As the sixth-best point guard in the Class of 2011 according to Rivals, some thought he’d be a one-and-done – a player that plays one college season before bolting to the NBA.

During his freshman year, though, he struggled. The struggles continued through his sophomore season. Madden had an unimpressive 1.4 assist-to-turnover ratio and averaged only 5.4 points per game.

Although he emerged as a scorer last season (12.7 ppg), Madden still had problems at the point guard position.

With Mayberry’s arrival, however, Madden’s game vastly improved. Instead of just being a scorer, he focused on being a distributer, finishing the regular season with 4.8 assists per game, which ranked second in the Southeastern Conference.

That is no coincidence. Madden said that just being around and talking to Mayberry helped him mature and in turn caused him to be a better player his senior year.

With time running down and the Razorbacks trailing Ole Miss by one point on Feb. 14, Madden had the ball at the top of the key. He dribbled right and used a screen by Alandise Harris to drive into the lane. When he reached the right block, he pulled up, pump faked and instead of forcing a shot – as he had many times before and failed – he found an open Manuale Watkins on the opposite block.

The pass was perfect and Watkins made the game-winning shot with 6.4 seconds left to give Arkansas a 71-70 win.

Watkins was not the first or second option on the play, but when he flashed to the basket, Madden had the presence of mind hit him with a pass. It was a sign of Madden’s maturity.

“Last year, that might have been Ky trying to get in there, trying to score and make somebody foul him,” Arkansas head coach Mike Anderson said. “Well, he became a facilitator. He got in the lane and saw what the defense gave him.”

Mayberry was also instrumental to the development of newcomers Anton Beard, a freshman from North Little Rock, and Jabril Durham, a junior college transfer from DeSoto, Texas.

Both Beard and Durham are point guards, the position that many experts thought was holding Arkansas back from making a trip to the NCAA Tournament in previous seasons. While Madden’s turnaround partially filled that hole, the newcomers added depth, which is a necessity in Anderson’s “Fastest 40 Minutes in Basketball” system.

During SEC play, Beard blossomed into a starter and the Razorbacks’ sharpest 3-point shooter, while Durham became a dependable option off the bench when Beard got into foul trouble.

All three point guards were able to learn from the seven-year NBA veteran, who has an invaluable amount of knowledge about the game from his time with the Milwaukee Bucks and Vancouver Grizzlies.

“Having a guy like that, (the players) can tap into that,” Anderson said. “They can go and visit with him about certain things.
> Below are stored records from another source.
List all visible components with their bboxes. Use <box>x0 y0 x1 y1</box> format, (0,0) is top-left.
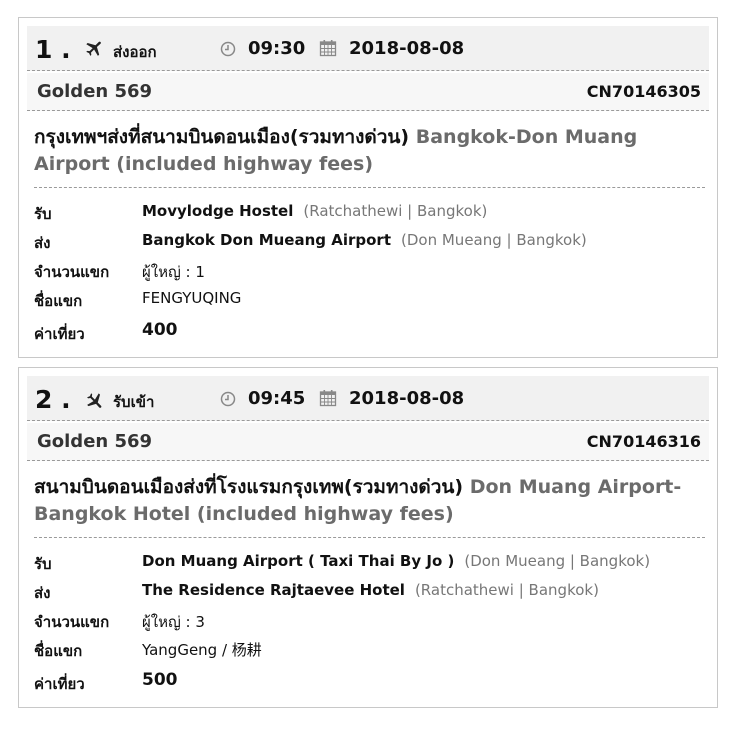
dropoff-area: (Ratchathewi | Bangkok) <box>414 581 599 599</box>
dropoff-area: (Don Mueang | Bangkok) <box>401 231 587 249</box>
route-thai: กรุงเทพฯส่งที่สนามบินดอนเมือง(รวมทางด่วน… <box>34 126 410 148</box>
clock-icon <box>220 41 236 57</box>
pickup-place: Don Muang Airport ( Taxi Thai By Jo ) <box>142 552 455 570</box>
route-title: กรุงเทพฯส่งที่สนามบินดอนเมือง(รวมทางด่วน… <box>34 124 705 188</box>
passenger-count-value: ผู้ใหญ่ : 3 <box>142 613 205 631</box>
pickup-value: Movylodge Hostel (Ratchathewi | Bangkok) <box>142 202 487 220</box>
pickup-time: 09:30 <box>248 38 306 59</box>
pickup-time: 09:45 <box>248 388 306 409</box>
booking-index: 1 . <box>35 35 71 64</box>
pickup-label: รับ <box>34 205 52 223</box>
guest-name-row: ชื่อแขก FENGYUQING <box>34 285 705 314</box>
booking-details: รับ Movylodge Hostel (Ratchathewi | Bangk… <box>34 198 705 348</box>
passenger-count-label: จำนวนแขก <box>34 263 110 281</box>
guest-name-label: ชื่อแขก <box>34 292 83 310</box>
passenger-count-label: จำนวนแขก <box>34 613 110 631</box>
plane-arrival-icon <box>83 390 103 410</box>
pickup-area: (Ratchathewi | Bangkok) <box>303 202 488 220</box>
trip-direction: ส่งออก <box>113 43 157 61</box>
guest-name-label: ชื่อแขก <box>34 642 83 660</box>
booking-code: CN70146316 <box>586 432 701 451</box>
fare-value: 500 <box>142 670 178 690</box>
dropoff-row: ส่ง Bangkok Don Mueang Airport (Don Muean… <box>34 227 705 256</box>
plane-departure-icon <box>83 40 103 60</box>
passenger-count-value: ผู้ใหญ่ : 1 <box>142 263 205 281</box>
dropoff-place: The Residence Rajtaevee Hotel <box>142 581 405 599</box>
pickup-label: รับ <box>34 555 52 573</box>
dropoff-value: Bangkok Don Mueang Airport (Don Mueang | … <box>142 231 587 249</box>
fare-value: 400 <box>142 320 178 340</box>
route-title: สนามบินดอนเมืองส่งที่โรงแรมกรุงเทพ(รวมทา… <box>34 474 705 538</box>
dropoff-label: ส่ง <box>34 234 51 252</box>
trip-direction: รับเข้า <box>113 393 155 411</box>
pickup-place: Movylodge Hostel <box>142 202 294 220</box>
dropoff-label: ส่ง <box>34 584 51 602</box>
company-name: Golden 569 <box>37 81 153 102</box>
booking-details: รับ Don Muang Airport ( Taxi Thai By Jo … <box>34 548 705 698</box>
booking-code: CN70146305 <box>586 82 701 101</box>
booking-header: 2 . รับเข้า 09:45 2018-08-08 <box>27 376 709 421</box>
booking-index: 2 . <box>35 385 71 414</box>
pickup-value: Don Muang Airport ( Taxi Thai By Jo ) (Do… <box>142 552 650 570</box>
passenger-count-row: จำนวนแขก ผู้ใหญ่ : 1 <box>34 256 705 285</box>
dropoff-value: The Residence Rajtaevee Hotel (Ratchathew… <box>142 581 599 599</box>
fare-label: ค่าเที่ยว <box>34 325 85 343</box>
pickup-row: รับ Movylodge Hostel (Ratchathewi | Bangk… <box>34 198 705 227</box>
booking-card: 2 . รับเข้า 09:45 2018-08-08 Golden 569 … <box>18 367 718 708</box>
pickup-area: (Don Mueang | Bangkok) <box>464 552 651 570</box>
guest-name-value: FENGYUQING <box>142 289 242 307</box>
company-name: Golden 569 <box>37 431 153 452</box>
fare-row: ค่าเที่ยว 500 <box>34 664 705 698</box>
booking-card: 1 . ส่งออก 09:30 2018-08-08 Golden 569 C… <box>18 17 718 358</box>
booking-subheader: Golden 569 CN70146305 <box>27 73 709 111</box>
pickup-date: 2018-08-08 <box>349 38 465 59</box>
route-thai: สนามบินดอนเมืองส่งที่โรงแรมกรุงเทพ(รวมทา… <box>34 476 464 498</box>
booking-subheader: Golden 569 CN70146316 <box>27 423 709 461</box>
passenger-count-row: จำนวนแขก ผู้ใหญ่ : 3 <box>34 606 705 635</box>
pickup-row: รับ Don Muang Airport ( Taxi Thai By Jo … <box>34 548 705 577</box>
pickup-date: 2018-08-08 <box>349 388 465 409</box>
booking-header: 1 . ส่งออก 09:30 2018-08-08 <box>27 26 709 71</box>
guest-name-value: YangGeng / 杨耕 <box>142 641 262 659</box>
clock-icon <box>220 391 236 407</box>
guest-name-row: ชื่อแขก YangGeng / 杨耕 <box>34 635 705 664</box>
fare-label: ค่าเที่ยว <box>34 675 85 693</box>
dropoff-row: ส่ง The Residence Rajtaevee Hotel (Ratcha… <box>34 577 705 606</box>
fare-row: ค่าเที่ยว 400 <box>34 314 705 348</box>
dropoff-place: Bangkok Don Mueang Airport <box>142 231 392 249</box>
calendar-icon <box>319 39 337 57</box>
calendar-icon <box>319 389 337 407</box>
He can work with them.”

Mayberry’s assistance made Anderson’s life easier, but Mayberry still had to deal with the challenges of being a full-time student, college assistant basketball coach, father and husband at the same time.
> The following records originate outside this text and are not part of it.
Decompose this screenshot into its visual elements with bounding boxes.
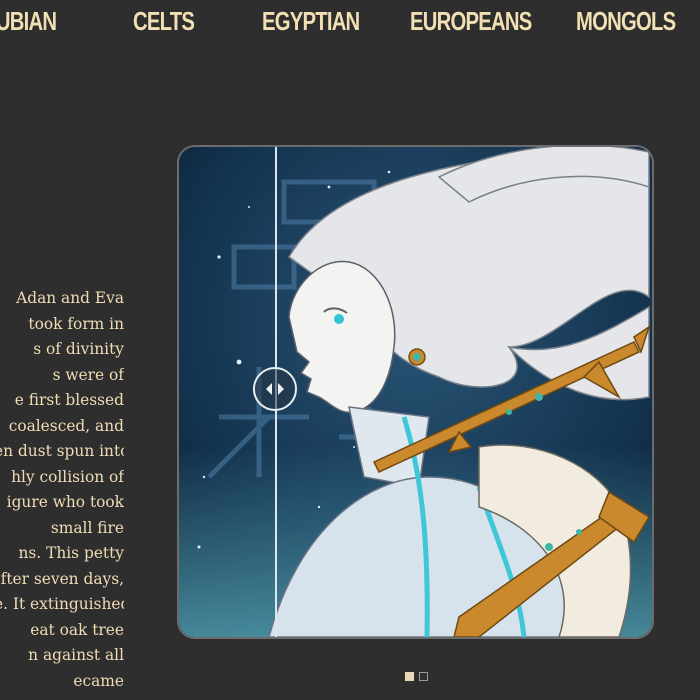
story-line: s were of (52, 365, 124, 384)
story-line: igure who took (6, 493, 124, 511)
nav-item-celts[interactable]: CELTS (133, 6, 195, 37)
story-line: hly collision of (11, 467, 124, 486)
story-line: small fire (50, 518, 124, 537)
story-line: Adan and Eva (16, 289, 124, 307)
story-line: ecame (73, 671, 124, 690)
story-line: took form in (28, 314, 124, 333)
carousel-dot-active[interactable] (405, 672, 414, 681)
story-line: ns. This petty (18, 544, 124, 562)
story-line: n against all (28, 646, 124, 664)
nav-item-mongols[interactable]: MONGOLS (576, 6, 676, 37)
left-right-arrows-icon (266, 383, 284, 395)
image-comparison-slider[interactable] (177, 145, 654, 639)
story-line: e first blessed (14, 391, 124, 409)
story-line: eat oak tree (30, 620, 124, 639)
slider-handle[interactable] (253, 367, 297, 411)
top-nav: NUBIAN CELTS EGYPTIAN EUROPEANS MONGOLS (0, 0, 700, 50)
story-line: e. It extinguished (0, 595, 124, 613)
story-line: en dust spun into (0, 442, 124, 460)
story-line: fter seven days, (0, 569, 124, 588)
nav-item-europeans[interactable]: EUROPEANS (410, 6, 532, 37)
nav-item-egyptian[interactable]: EGYPTIAN (262, 6, 360, 37)
story-text: Adan and Eva took form in s of divinity … (0, 286, 124, 694)
story-line: coalesced, and (8, 416, 124, 435)
nav-item-nubian[interactable]: NUBIAN (0, 6, 57, 37)
story-line: s of divinity (33, 340, 124, 358)
carousel-dot[interactable] (419, 672, 428, 681)
character-illustration (179, 147, 652, 637)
As Mayberry scribbles down notes from a PowerPoint, a technology that didn’t exist when he first came to the university, in his African-American history class, his mind is set on one thing: graduating.

Although he initially struggled with adjusting to college life at a university that is nearly twice the size as it was his first semester in the fall of 1988, Mayberry was able to settle in and make the honor roll his first semester back.
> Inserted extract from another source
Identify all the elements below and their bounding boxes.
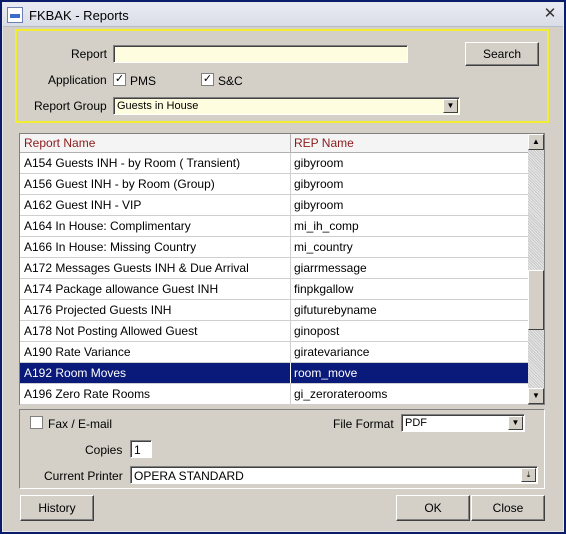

In order to make those good grades, he had to find time to do homework and study, which usually meant he did it at home around the same time his younger daughters were working on their schoolwork. It was hard for Mayberry, but studying at the same time as them had the welcomed side effect of motivating his girls.

“It’s like he’s a student just like we are,” said Mayberry’s 11th-grade daughter, Maya.

Mayberry’s motivation, on the other hand, is the light at the end of the tunnel. As an aspiring college coach, he wants – needs – a college degree. In a world that has seen coaches lose million-dollar contracts because they lied on their resume about a degree they didn’t have, Mayberry wants to do it the right way.

The African-American History lecture ends at 11:35 a.m. Mayberry packs his red Razorback backpack and slips out into the hallway, where he melts into the masses as just another student pursuing his dream.